Teachers plan ahead for grants. 

“I would absolutely apply for another one in the future,” Hogan said. “The process is easy and the foundation is very supportive of ideas we teachers have to enhance our curriculum.”

I typically apply for and receive a grant each year,” physics teacher Diedra Dumm said. “They are such a great way to help fund some of the activities and projects for our classes that we may not otherwise be able to.”

One of the missions of the AASD Foundation is to enhance education. 

I relate lessons to Franklin, and it gives more buy into the lesson,” Hogan said. “I knew I would be teaching zoology this year, and I wanted to augment that by having a class pet and reptiles were suggested as an easy care pet. Franklin has been a bit more high maintenance than I bargained for, but the kids love him and he’s been a positive addition to the classroom.”

“The grants give our students a chance to look at everyday objects and understand the science behind them,” science teacher Christine Falger said.
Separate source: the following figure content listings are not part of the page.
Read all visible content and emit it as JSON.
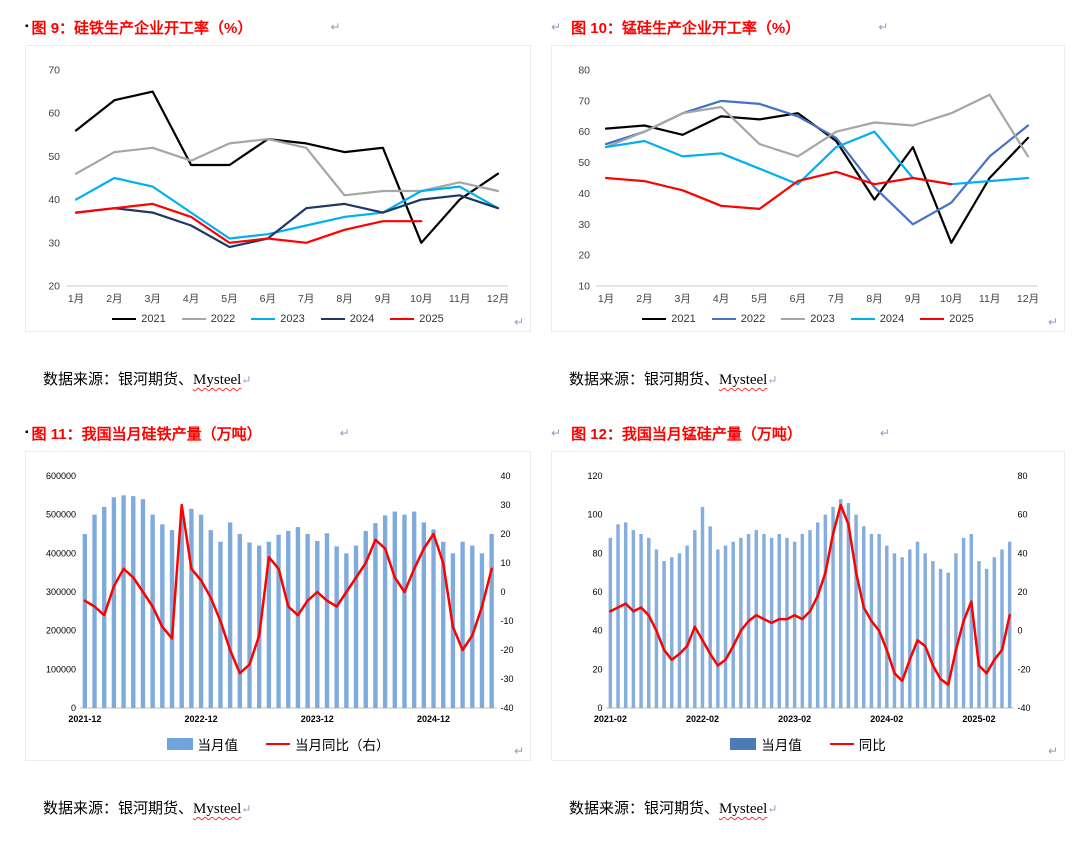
{
  "pilcrow": "↵",
  "bullet": "▪",
  "figures": [
    {
      "title": "图 9：硅铁生产企业开工率（%）",
      "source_prefix": "数据来源：银河期货、",
      "source_brand": "Mysteel"
    },
    {
      "title": "图 10：锰硅生产企业开工率（%）",
      "source_prefix": "数据来源：银河期货、",
      "source_brand": "Mysteel"
    },
    {
      "title": "图 11：我国当月硅铁产量（万吨）",
      "source_prefix": "数据来源：银河期货、",
      "source_brand": "Mysteel"
    },
    {
      "title": "图 12：我国当月锰硅产量（万吨）",
      "source_prefix": "数据来源：银河期货、",
      "source_brand": "Mysteel"
    }
  ],
  "chart_data": [
    {
      "type": "line",
      "title": "硅铁生产企业开工率（%）",
      "categories": [
        "1月",
        "2月",
        "3月",
        "4月",
        "5月",
        "6月",
        "7月",
        "8月",
        "9月",
        "10月",
        "11月",
        "12月"
      ],
      "ylim": [
        20,
        70
      ],
      "yticks": [
        20,
        30,
        40,
        50,
        60,
        70
      ],
      "grid": false,
      "legend_position": "bottom",
      "series": [
        {
          "name": "2021",
          "color": "#000000",
          "values": [
            56,
            63,
            65,
            48,
            48,
            54,
            53,
            51,
            52,
            30,
            40,
            46
          ]
        },
        {
          "name": "2022",
          "color": "#A6A6A6",
          "values": [
            46,
            51,
            52,
            49,
            53,
            54,
            52,
            41,
            42,
            42,
            44,
            42
          ]
        },
        {
          "name": "2023",
          "color": "#00B0F0",
          "values": [
            40,
            45,
            43,
            37,
            31,
            32,
            34,
            36,
            37,
            42,
            43,
            38
          ]
        },
        {
          "name": "2024",
          "color": "#1F3864",
          "values": [
            37,
            38,
            37,
            34,
            29,
            31,
            38,
            39,
            37,
            40,
            41,
            38
          ]
        },
        {
          "name": "2025",
          "color": "#FF0000",
          "values": [
            37,
            38,
            39,
            36,
            30,
            31,
            30,
            33,
            35,
            35,
            null,
            null
          ]
        }
      ]
    },
    {
      "type": "line",
      "title": "锰硅生产企业开工率（%）",
      "categories": [
        "1月",
        "2月",
        "3月",
        "4月",
        "5月",
        "6月",
        "7月",
        "8月",
        "9月",
        "10月",
        "11月",
        "12月"
      ],
      "ylim": [
        10,
        80
      ],
      "yticks": [
        10,
        20,
        30,
        40,
        50,
        60,
        70,
        80
      ],
      "grid": false,
      "legend_position": "bottom",
      "series": [
        {
          "name": "2021",
          "color": "#000000",
          "values": [
            61,
            62,
            59,
            65,
            64,
            66,
            57,
            38,
            55,
            24,
            45,
            58
          ]
        },
        {
          "name": "2022",
          "color": "#4472C4",
          "values": [
            56,
            60,
            66,
            70,
            69,
            65,
            58,
            42,
            30,
            37,
            52,
            62
          ]
        },
        {
          "name": "2023",
          "color": "#A6A6A6",
          "values": [
            55,
            60,
            66,
            68,
            56,
            52,
            60,
            63,
            62,
            66,
            72,
            52
          ]
        },
        {
          "name": "2024",
          "color": "#00B0F0",
          "values": [
            55,
            57,
            52,
            53,
            48,
            43,
            55,
            60,
            45,
            43,
            44,
            45
          ]
        },
        {
          "name": "2025",
          "color": "#FF0000",
          "values": [
            45,
            44,
            41,
            36,
            35,
            44,
            47,
            43,
            45,
            43,
            null,
            null
          ]
        }
      ]
    },
    {
      "type": "combo",
      "title": "我国当月硅铁产量（万吨）",
      "categories": [
        "2021-12",
        "2022-01",
        "2022-02",
        "2022-03",
        "2022-04",
        "2022-05",
        "2022-06",
        "2022-07",
        "2022-08",
        "2022-09",
        "2022-10",
        "2022-11",
        "2022-12",
        "2023-01",
        "2023-02",
        "2023-03",
        "2023-04",
        "2023-05",
        "2023-06",
        "2023-07",
        "2023-08",
        "2023-09",
        "2023-10",
        "2023-11",
        "2023-12",
        "2024-01",
        "2024-02",
        "2024-03",
        "2024-04",
        "2024-05",
        "2024-06",
        "2024-07",
        "2024-08",
        "2024-09",
        "2024-10",
        "2024-11",
        "2024-12",
        "2025-01",
        "2025-02",
        "2025-03",
        "2025-04",
        "2025-05",
        "2025-06"
      ],
      "xticks_shown": [
        "2021-12",
        "2022-12",
        "2023-12",
        "2024-12"
      ],
      "left_lim": [
        0,
        600000
      ],
      "left_ticks": [
        0,
        100000,
        200000,
        300000,
        400000,
        500000,
        600000
      ],
      "right_lim": [
        -40,
        40
      ],
      "right_ticks": [
        -40,
        -30,
        -20,
        -10,
        0,
        10,
        20,
        30,
        40
      ],
      "bars": {
        "name": "当月值",
        "color": "#7EAADC",
        "values": [
          450000,
          500000,
          520000,
          545000,
          550000,
          548000,
          540000,
          500000,
          475000,
          460000,
          505000,
          515000,
          500000,
          460000,
          430000,
          480000,
          450000,
          428000,
          420000,
          430000,
          448000,
          458000,
          468000,
          450000,
          432000,
          452000,
          418000,
          400000,
          420000,
          458000,
          478000,
          498000,
          508000,
          500000,
          508000,
          480000,
          462000,
          430000,
          400000,
          430000,
          420000,
          400000,
          450000
        ]
      },
      "line": {
        "name": "当月同比（右）",
        "color": "#FF0000",
        "values": [
          -3,
          -5,
          -8,
          2,
          8,
          5,
          0,
          -5,
          -12,
          -16,
          30,
          8,
          4,
          -2,
          -10,
          -20,
          -28,
          -25,
          -15,
          12,
          8,
          -5,
          -8,
          -3,
          0,
          -3,
          -5,
          0,
          5,
          10,
          18,
          15,
          5,
          0,
          8,
          15,
          20,
          10,
          -12,
          -20,
          -15,
          -5,
          8
        ]
      },
      "legend": [
        {
          "label": "当月值",
          "type": "bar",
          "color": "#6FA3DC"
        },
        {
          "label": "当月同比（右）",
          "type": "line",
          "color": "#FF0000"
        }
      ]
    },
    {
      "type": "combo",
      "title": "我国当月锰硅产量（万吨）",
      "categories": [
        "2021-02",
        "2021-03",
        "2021-04",
        "2021-05",
        "2021-06",
        "2021-07",
        "2021-08",
        "2021-09",
        "2021-10",
        "2021-11",
        "2021-12",
        "2022-01",
        "2022-02",
        "2022-03",
        "2022-04",
        "2022-05",
        "2022-06",
        "2022-07",
        "2022-08",
        "2022-09",
        "2022-10",
        "2022-11",
        "2022-12",
        "2023-01",
        "2023-02",
        "2023-03",
        "2023-04",
        "2023-05",
        "2023-06",
        "2023-07",
        "2023-08",
        "2023-09",
        "2023-10",
        "2023-11",
        "2023-12",
        "2024-01",
        "2024-02",
        "2024-03",
        "2024-04",
        "2024-05",
        "2024-06",
        "2024-07",
        "2024-08",
        "2024-09",
        "2024-10",
        "2024-11",
        "2024-12",
        "2025-01",
        "2025-02",
        "2025-03",
        "2025-04",
        "2025-05",
        "2025-06"
      ],
      "xticks_shown": [
        "2021-02",
        "2022-02",
        "2023-02",
        "2024-02",
        "2025-02"
      ],
      "left_lim": [
        0,
        120
      ],
      "left_ticks": [
        0,
        20,
        40,
        60,
        80,
        100,
        120
      ],
      "right_lim": [
        -40,
        80
      ],
      "right_ticks": [
        -40,
        -20,
        0,
        20,
        40,
        60,
        80
      ],
      "bars": {
        "name": "当月值",
        "color": "#86AEDC",
        "values": [
          88,
          95,
          96,
          92,
          90,
          88,
          82,
          76,
          78,
          80,
          84,
          92,
          104,
          94,
          82,
          84,
          86,
          88,
          90,
          92,
          90,
          88,
          90,
          88,
          86,
          90,
          92,
          96,
          100,
          104,
          108,
          106,
          100,
          94,
          90,
          90,
          84,
          80,
          78,
          82,
          86,
          80,
          76,
          72,
          70,
          80,
          88,
          90,
          76,
          72,
          78,
          82,
          86
        ]
      },
      "line": {
        "name": "同比",
        "color": "#FF0000",
        "values": [
          10,
          12,
          14,
          10,
          12,
          8,
          0,
          -10,
          -15,
          -12,
          -8,
          2,
          -5,
          -12,
          -18,
          -15,
          -8,
          0,
          5,
          8,
          6,
          4,
          6,
          6,
          8,
          6,
          10,
          18,
          30,
          50,
          65,
          55,
          30,
          12,
          5,
          0,
          -10,
          -22,
          -26,
          -15,
          -5,
          -8,
          -18,
          -25,
          -28,
          -10,
          5,
          15,
          -18,
          -22,
          -15,
          -10,
          8
        ]
      },
      "legend": [
        {
          "label": "当月值",
          "type": "bar",
          "color": "#4E7AB5"
        },
        {
          "label": "同比",
          "type": "line",
          "color": "#FF0000"
        }
      ]
    }
  ]
}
“These grants have always been so beneficial,” Dumm said. “They allow me (and the other teachers) to try out projects in the classroom that we may otherwise not be able to due to the cost. They really allow us the ability to create activities and projects that support our curriculum and add excitement to the classroom. I received two grants this year – Engineering in Physics and Fun with Food in Chemistry (and Physics). Engineering in physics is a grant that allows the students to be able to build and engineer different projects that can then be used to reinforce the physics concepts that we are learning at that time. The Food in Chemistry grant is one that allows us to use food to reinforce different concepts in chemistry such as nuclear decay, reaction rates and thermodynamics.”